Abstract of Meeting Paper

Society for Risk Analysis 1995 Annual Meeting

Defining the Statistical Moments of Small Data Sets: Indoor Activity Patterns Case Study. T. E. McKone, K. L. Kiefer, R. C. Currie, S. Geng, and D. P. H. Hsieh, Risk Sciences Program, Environmental Toxicology Department, University of California, Davis, CA, 95616

In analyzing parameter uncertainty/variability for human exposure, one issue that must be confronted is how to rank individual inputs according to their contribution to overall variance in the predicted health risk. An important first step in this process is to define the range and statistical moments (mean, variance, etc.) of the input data. The purpose of this paper is to demonstrate how small data sets in combination with prior information can be used to maximize the precision and accuracy of the moment estimates for these data sets. We demonstrate the process using data sets of reported shower duration as a case study. Shower duration is an indoor activity related to dermal and inhalation exposures to contaminated ground water.

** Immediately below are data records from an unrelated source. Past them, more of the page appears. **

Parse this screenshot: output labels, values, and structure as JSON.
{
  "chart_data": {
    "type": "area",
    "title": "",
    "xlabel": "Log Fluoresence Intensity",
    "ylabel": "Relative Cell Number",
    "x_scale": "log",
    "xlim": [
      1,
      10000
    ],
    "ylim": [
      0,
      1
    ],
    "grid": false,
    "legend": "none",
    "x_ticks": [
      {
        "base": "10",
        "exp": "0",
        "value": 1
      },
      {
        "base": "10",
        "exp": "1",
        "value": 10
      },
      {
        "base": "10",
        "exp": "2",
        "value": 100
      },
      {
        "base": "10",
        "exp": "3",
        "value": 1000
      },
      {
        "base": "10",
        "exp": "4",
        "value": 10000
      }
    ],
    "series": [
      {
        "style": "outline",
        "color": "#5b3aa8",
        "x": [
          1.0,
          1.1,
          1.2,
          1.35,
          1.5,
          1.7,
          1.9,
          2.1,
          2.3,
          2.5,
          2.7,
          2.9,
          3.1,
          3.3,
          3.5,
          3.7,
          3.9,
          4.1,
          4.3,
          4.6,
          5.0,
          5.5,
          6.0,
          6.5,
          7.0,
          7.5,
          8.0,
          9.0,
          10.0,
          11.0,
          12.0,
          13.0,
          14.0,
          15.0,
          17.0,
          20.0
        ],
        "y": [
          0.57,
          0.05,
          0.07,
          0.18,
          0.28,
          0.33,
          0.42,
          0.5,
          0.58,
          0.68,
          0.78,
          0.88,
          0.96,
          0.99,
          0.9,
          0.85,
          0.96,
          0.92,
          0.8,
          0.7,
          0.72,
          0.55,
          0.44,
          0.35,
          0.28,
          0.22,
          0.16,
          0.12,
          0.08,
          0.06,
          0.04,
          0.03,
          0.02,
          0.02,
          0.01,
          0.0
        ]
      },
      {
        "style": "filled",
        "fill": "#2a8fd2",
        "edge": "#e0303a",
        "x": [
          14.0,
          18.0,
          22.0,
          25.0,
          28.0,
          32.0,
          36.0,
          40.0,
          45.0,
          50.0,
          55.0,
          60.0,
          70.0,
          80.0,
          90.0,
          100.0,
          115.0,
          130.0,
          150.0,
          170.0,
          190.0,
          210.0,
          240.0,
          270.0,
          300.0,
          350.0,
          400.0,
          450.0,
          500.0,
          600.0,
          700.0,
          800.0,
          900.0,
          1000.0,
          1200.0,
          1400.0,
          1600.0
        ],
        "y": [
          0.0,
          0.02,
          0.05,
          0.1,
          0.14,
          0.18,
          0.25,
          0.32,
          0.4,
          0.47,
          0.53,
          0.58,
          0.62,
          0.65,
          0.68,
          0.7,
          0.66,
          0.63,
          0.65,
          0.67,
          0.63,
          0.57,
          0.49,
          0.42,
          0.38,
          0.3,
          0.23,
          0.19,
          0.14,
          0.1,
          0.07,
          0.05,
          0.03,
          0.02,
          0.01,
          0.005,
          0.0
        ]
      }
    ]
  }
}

We consider three data sets in our analysis--(1) a group of 2000 individuals in Perth, Australia who recorded and reported their shower durations, (2) two groups of U.S. university students consisting respectively of 27 and 25 individuals who both made prior estimates and then measured and reported their shower durations, and (3) a group of 16 environmental professionals who both estimated then measured and reported their shower duration. We fit the moments of these data sets to distributions using three methods--(1) graphical goodness of fit methods (graphical method), (2) constrained maximum entropy (subjective method), and (3) resampling (bootstrap) method. Using these data sets and these three methods, we examined the extent to which the large data from Australia provided an appropriate proxy distribution of shower duration relative to the smaller data sets for U.S. students and U.S. environmental professionals. This comparison is based on the reliability of the moment estimates for the various data sets. We then assessed the reliability with which graphical, subjective, and resampling methods can be used to characterize the likely range of the "true" moments of any distribution when only a small subset of the full set of samples is available.

This work was performed in part under the auspices of the U.S. Department of Energy (DOE) through Lawrence Livermore National Laboratory under Contract W-7405-Eng-48 and in part at the University of California, Davis Risk Sciences Program with funding provided by California Office of Environmental Health Hazard Assessment.